Most of the Fast Food Forward sponsors and supporters are appropriate, given the movement’s goals. These include small groups of the workers themselves, though these are hardly official unions, local clergy and local community leaders. Unfortunately, for both the workers who want and say they need higher wages and most of their supporters, the size of the protests that have spread across most of America’s largest cities have been too small to make much difference. These protests get one day of press coverage and then disappear. The heads of the fast-food chains can afford to ignore “strikes” that only include a few hundred people and rarely last for more than a few hours.
Part of the argument that fast-food workers make is that senior management of the largest companies in the industry are extremely well paid.

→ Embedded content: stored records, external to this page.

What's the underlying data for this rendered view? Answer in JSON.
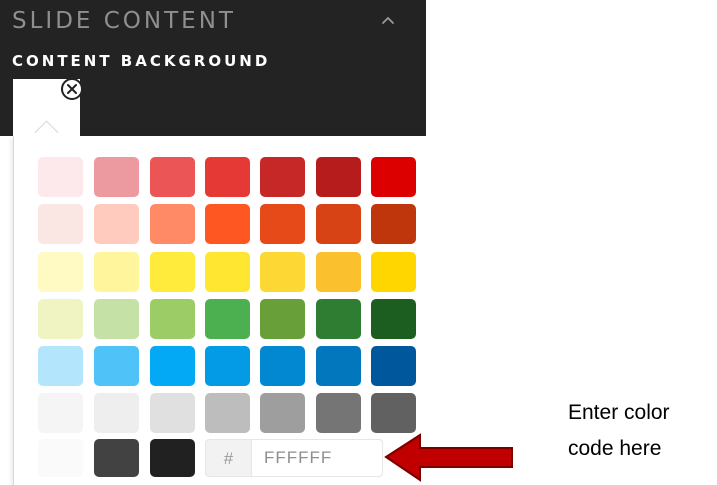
{
  "panel": {
    "section_title": "SLIDE CONTENT",
    "subsection_title": "CONTENT BACKGROUND",
    "selected_color": "#FFFFFF",
    "collapse_icon": "chevron-up-icon",
    "clear_icon": "close-circle-icon"
  },
  "palette": {
    "rows": [
      [
        "#FDE8EB",
        "#EC9A9F",
        "#EB5555",
        "#E53935",
        "#C62828",
        "#B71C1C",
        "#DD0000"
      ],
      [
        "#FAE7E3",
        "#FFCBBE",
        "#FF8A65",
        "#FF5722",
        "#E64A19",
        "#D84315",
        "#BF360C"
      ],
      [
        "#FFF9C4",
        "#FFF59D",
        "#FFEB3B",
        "#FFE631",
        "#FDD835",
        "#FBC02D",
        "#FFD600"
      ],
      [
        "#F0F4C3",
        "#C5E1A5",
        "#9CCC65",
        "#4CAF50",
        "#689F38",
        "#2E7D32",
        "#1B5E20"
      ],
      [
        "#B3E5FC",
        "#4FC3F7",
        "#03A9F4",
        "#039BE5",
        "#0288D1",
        "#0277BD",
        "#01579B"
      ],
      [
        "#F5F5F5",
        "#EEEEEE",
        "#E0E0E0",
        "#BDBDBD",
        "#9E9E9E",
        "#757575",
        "#616161"
      ],
      [
        "#FAFAFA",
        "#424242",
        "#212121"
      ]
    ]
  },
  "hex_field": {
    "prefix": "#",
    "value": "FFFFFF"
  },
  "annotation": {
    "line1": "Enter color",
    "line2": "code here",
    "arrow_color": "#C00000"
  }
}
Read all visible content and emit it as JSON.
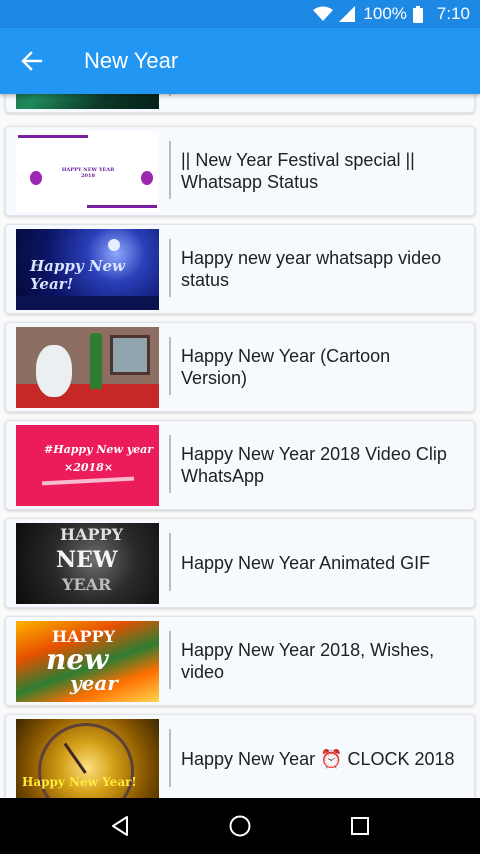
{
  "status_bar": {
    "battery": "100%",
    "time": "7:10"
  },
  "app_bar": {
    "title": "New Year"
  },
  "items": [
    {
      "title": ""
    },
    {
      "title": "|| New Year Festival special || Whatsapp Status",
      "thumb_text": "HAPPY NEW YEAR 2018"
    },
    {
      "title": "Happy new year whatsapp video status",
      "thumb_text": "Happy New Year!"
    },
    {
      "title": "Happy New Year (Cartoon Version)"
    },
    {
      "title": "Happy New Year 2018 Video Clip  WhatsApp",
      "thumb_text": "#Happy New year",
      "thumb_text2": "×2018×"
    },
    {
      "title": "Happy New Year Animated GIF",
      "thumb_text": "HAPPY",
      "thumb_text2": "NEW",
      "thumb_text3": "YEAR"
    },
    {
      "title": "Happy New Year 2018, Wishes, video",
      "thumb_text": "HAPPY",
      "thumb_text2": "new",
      "thumb_text3": "year"
    },
    {
      "title": "Happy New Year ⏰ CLOCK 2018",
      "thumb_text": "Happy New Year!"
    }
  ],
  "colors": {
    "status_bar": "#1e88e5",
    "app_bar": "#2196f3"
  }
}
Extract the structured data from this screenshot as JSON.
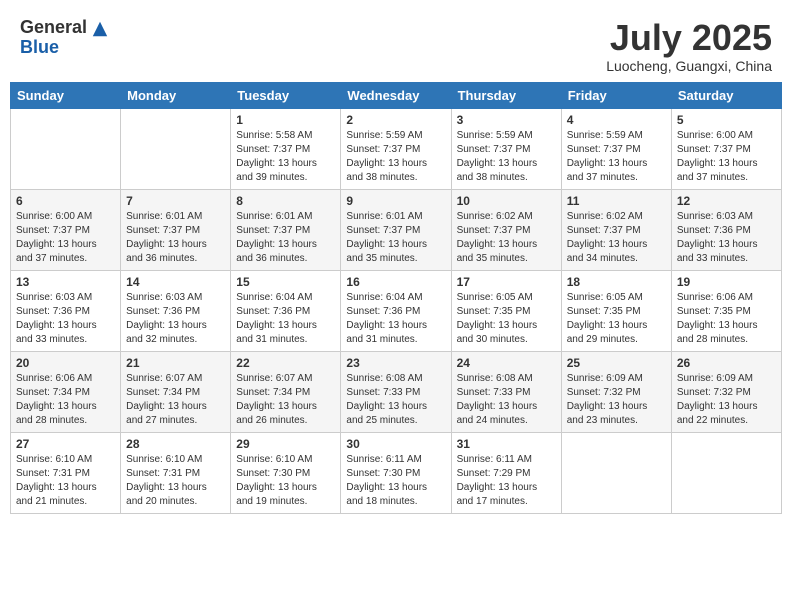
{
  "header": {
    "logo": {
      "general": "General",
      "blue": "Blue"
    },
    "title": "July 2025",
    "location": "Luocheng, Guangxi, China"
  },
  "days_of_week": [
    "Sunday",
    "Monday",
    "Tuesday",
    "Wednesday",
    "Thursday",
    "Friday",
    "Saturday"
  ],
  "weeks": [
    [
      null,
      null,
      {
        "day": 1,
        "sunrise": "5:58 AM",
        "sunset": "7:37 PM",
        "daylight": "13 hours and 39 minutes."
      },
      {
        "day": 2,
        "sunrise": "5:59 AM",
        "sunset": "7:37 PM",
        "daylight": "13 hours and 38 minutes."
      },
      {
        "day": 3,
        "sunrise": "5:59 AM",
        "sunset": "7:37 PM",
        "daylight": "13 hours and 38 minutes."
      },
      {
        "day": 4,
        "sunrise": "5:59 AM",
        "sunset": "7:37 PM",
        "daylight": "13 hours and 37 minutes."
      },
      {
        "day": 5,
        "sunrise": "6:00 AM",
        "sunset": "7:37 PM",
        "daylight": "13 hours and 37 minutes."
      }
    ],
    [
      {
        "day": 6,
        "sunrise": "6:00 AM",
        "sunset": "7:37 PM",
        "daylight": "13 hours and 37 minutes."
      },
      {
        "day": 7,
        "sunrise": "6:01 AM",
        "sunset": "7:37 PM",
        "daylight": "13 hours and 36 minutes."
      },
      {
        "day": 8,
        "sunrise": "6:01 AM",
        "sunset": "7:37 PM",
        "daylight": "13 hours and 36 minutes."
      },
      {
        "day": 9,
        "sunrise": "6:01 AM",
        "sunset": "7:37 PM",
        "daylight": "13 hours and 35 minutes."
      },
      {
        "day": 10,
        "sunrise": "6:02 AM",
        "sunset": "7:37 PM",
        "daylight": "13 hours and 35 minutes."
      },
      {
        "day": 11,
        "sunrise": "6:02 AM",
        "sunset": "7:37 PM",
        "daylight": "13 hours and 34 minutes."
      },
      {
        "day": 12,
        "sunrise": "6:03 AM",
        "sunset": "7:36 PM",
        "daylight": "13 hours and 33 minutes."
      }
    ],
    [
      {
        "day": 13,
        "sunrise": "6:03 AM",
        "sunset": "7:36 PM",
        "daylight": "13 hours and 33 minutes."
      },
      {
        "day": 14,
        "sunrise": "6:03 AM",
        "sunset": "7:36 PM",
        "daylight": "13 hours and 32 minutes."
      },
      {
        "day": 15,
        "sunrise": "6:04 AM",
        "sunset": "7:36 PM",
        "daylight": "13 hours and 31 minutes."
      },
      {
        "day": 16,
        "sunrise": "6:04 AM",
        "sunset": "7:36 PM",
        "daylight": "13 hours and 31 minutes."
      },
      {
        "day": 17,
        "sunrise": "6:05 AM",
        "sunset": "7:35 PM",
        "daylight": "13 hours and 30 minutes."
      },
      {
        "day": 18,
        "sunrise": "6:05 AM",
        "sunset": "7:35 PM",
        "daylight": "13 hours and 29 minutes."
      },
      {
        "day": 19,
        "sunrise": "6:06 AM",
        "sunset": "7:35 PM",
        "daylight": "13 hours and 28 minutes."
      }
    ],
    [
      {
        "day": 20,
        "sunrise": "6:06 AM",
        "sunset": "7:34 PM",
        "daylight": "13 hours and 28 minutes."
      },
      {
        "day": 21,
        "sunrise": "6:07 AM",
        "sunset": "7:34 PM",
        "daylight": "13 hours and 27 minutes."
      },
      {
        "day": 22,
        "sunrise": "6:07 AM",
        "sunset": "7:34 PM",
        "daylight": "13 hours and 26 minutes."
      },
      {
        "day": 23,
        "sunrise": "6:08 AM",
        "sunset": "7:33 PM",
        "daylight": "13 hours and 25 minutes."
      },
      {
        "day": 24,
        "sunrise": "6:08 AM",
        "sunset": "7:33 PM",
        "daylight": "13 hours and 24 minutes."
      },
      {
        "day": 25,
        "sunrise": "6:09 AM",
        "sunset": "7:32 PM",
        "daylight": "13 hours and 23 minutes."
      },
      {
        "day": 26,
        "sunrise": "6:09 AM",
        "sunset": "7:32 PM",
        "daylight": "13 hours and 22 minutes."
      }
    ],
    [
      {
        "day": 27,
        "sunrise": "6:10 AM",
        "sunset": "7:31 PM",
        "daylight": "13 hours and 21 minutes."
      },
      {
        "day": 28,
        "sunrise": "6:10 AM",
        "sunset": "7:31 PM",
        "daylight": "13 hours and 20 minutes."
      },
      {
        "day": 29,
        "sunrise": "6:10 AM",
        "sunset": "7:30 PM",
        "daylight": "13 hours and 19 minutes."
      },
      {
        "day": 30,
        "sunrise": "6:11 AM",
        "sunset": "7:30 PM",
        "daylight": "13 hours and 18 minutes."
      },
      {
        "day": 31,
        "sunrise": "6:11 AM",
        "sunset": "7:29 PM",
        "daylight": "13 hours and 17 minutes."
      },
      null,
      null
    ]
  ]
}
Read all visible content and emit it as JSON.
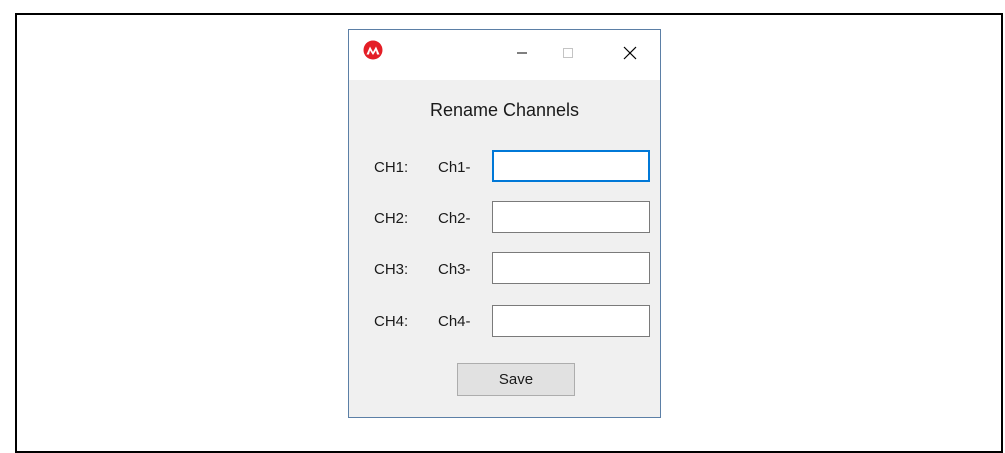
{
  "window": {
    "app_icon": "microchip-logo-icon",
    "controls": {
      "minimize_icon": "minimize-icon",
      "maximize_icon": "maximize-icon",
      "close_icon": "close-icon"
    }
  },
  "dialog": {
    "title": "Rename Channels",
    "channels": [
      {
        "label": "CH1:",
        "prefix": "Ch1-",
        "value": "",
        "focused": true
      },
      {
        "label": "CH2:",
        "prefix": "Ch2-",
        "value": "",
        "focused": false
      },
      {
        "label": "CH3:",
        "prefix": "Ch3-",
        "value": "",
        "focused": false
      },
      {
        "label": "CH4:",
        "prefix": "Ch4-",
        "value": "",
        "focused": false
      }
    ],
    "save_label": "Save"
  },
  "colors": {
    "accent_focus": "#0078d7",
    "logo_red": "#e41e26",
    "dialog_bg": "#f0f0f0"
  }
}
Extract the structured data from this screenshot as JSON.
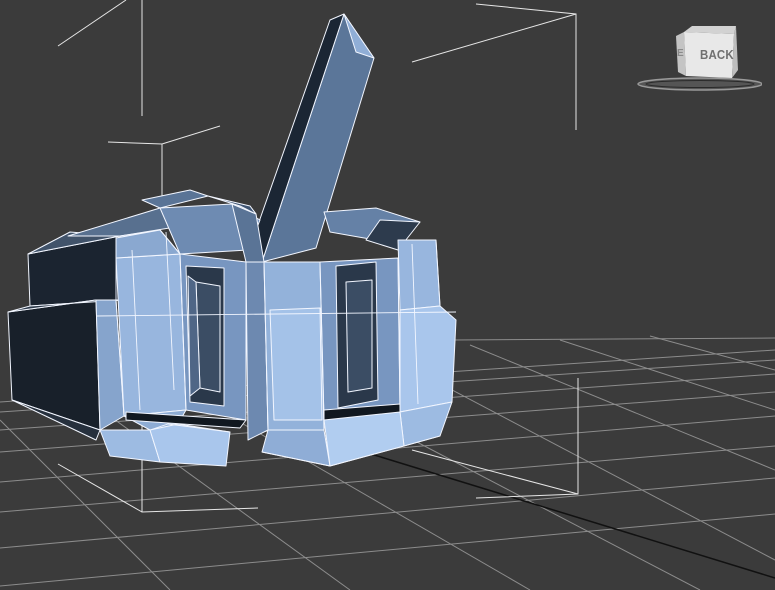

The response of the same executives is that their companies will operate with much lower margins if wages rise sharply. This would alienate shareholders, and management is, after all, beholden to shareholders above all else. Once the issue of top executive pay is taken off the table, the reasons for the protests lose much of their power. Mary Kay Henry’s salary undercuts the argument that only huge corporations pay their top executives lavishly. Henry makes about 20 times what a person making $7.25 an hour does.
The Fast Food Forward movement already has lost much of its momentum. The protests have come and gone in most big cities. Fast Food Forward apparently does not have any other tactics, beyond moral appeal. With a highly paid union leader at its head, even that moral appeal is limited.